Research Article
Alma O Reilly, Sarah Rawe, Rob
Abstract
Chronic Lymphocytic Leukemia (CLL) is the most prevalent leukemia amongst adults in Europe and North America with a median age of diagnosis of 72 years. Risk factors for this disease include sex, ethnicity, age, hereditary influences and xenobiotic exposure. CLL is characterized by clonal proliferation with progressive accretion of B-cell lymphocytes expressing CD19+, CD5+ and CD23+ typically infiltrating the lymph system, spleen and bone marrow of susceptible persons. Treatment of CLL is via monotherapy with alkylating agents such as chlorambucil for elderly patients. As a relatively cheap chemotherapeutic with low toxicity chlorambucil has the disadvantage of having a low response and risk of side effects including myelodysplasia.
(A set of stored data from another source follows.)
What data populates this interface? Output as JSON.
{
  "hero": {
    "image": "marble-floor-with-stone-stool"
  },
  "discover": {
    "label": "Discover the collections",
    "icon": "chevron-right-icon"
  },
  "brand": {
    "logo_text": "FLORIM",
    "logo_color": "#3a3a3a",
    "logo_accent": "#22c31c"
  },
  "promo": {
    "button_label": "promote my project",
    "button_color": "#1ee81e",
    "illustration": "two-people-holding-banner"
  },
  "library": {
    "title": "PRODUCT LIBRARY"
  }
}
Monoclonal antibodies such as Alemtuzumab have emerged as an alternative/combination therapy however; such therapy is typically more expensive and less convenient as an IV injection. This study reports on an investigation into novel drug therapy options for treatment of CLL and provides a comparative toxicity profile against non-tumour cells to determine selectivity. Five synthetic 1, 2, 4, 5-tetraoxanes, the semi-synthetic artemisinin derivative dihydroartemisinin (DHA) and clinically used chlorambucil were evaluated for their antiproliferative activity in two leukemic cell lines at physiologically relevant oxygen tension (5% v/v). All five tetraoxanes and DHA performed significantly better that chlorambucil against HL-60 cells with single digit micromolar antiproliferative IC50 values. Three tetraoxanes and DHA also displayed higher selectivity for tumour over non-tumour cells. Against the hard-to-treat MEC-1 cell line, all compounds showed less antiproliferative activity than against the HL-60 cell line. Only one of these compounds, a synthetic tetraoxane, had a selectivity index greater than 1, outperforming both chlorambucil and DHA and demonstrating that 1, 2, 4, 5-tetraoxanes have potential as a new class of anti-leukemia therapeutics.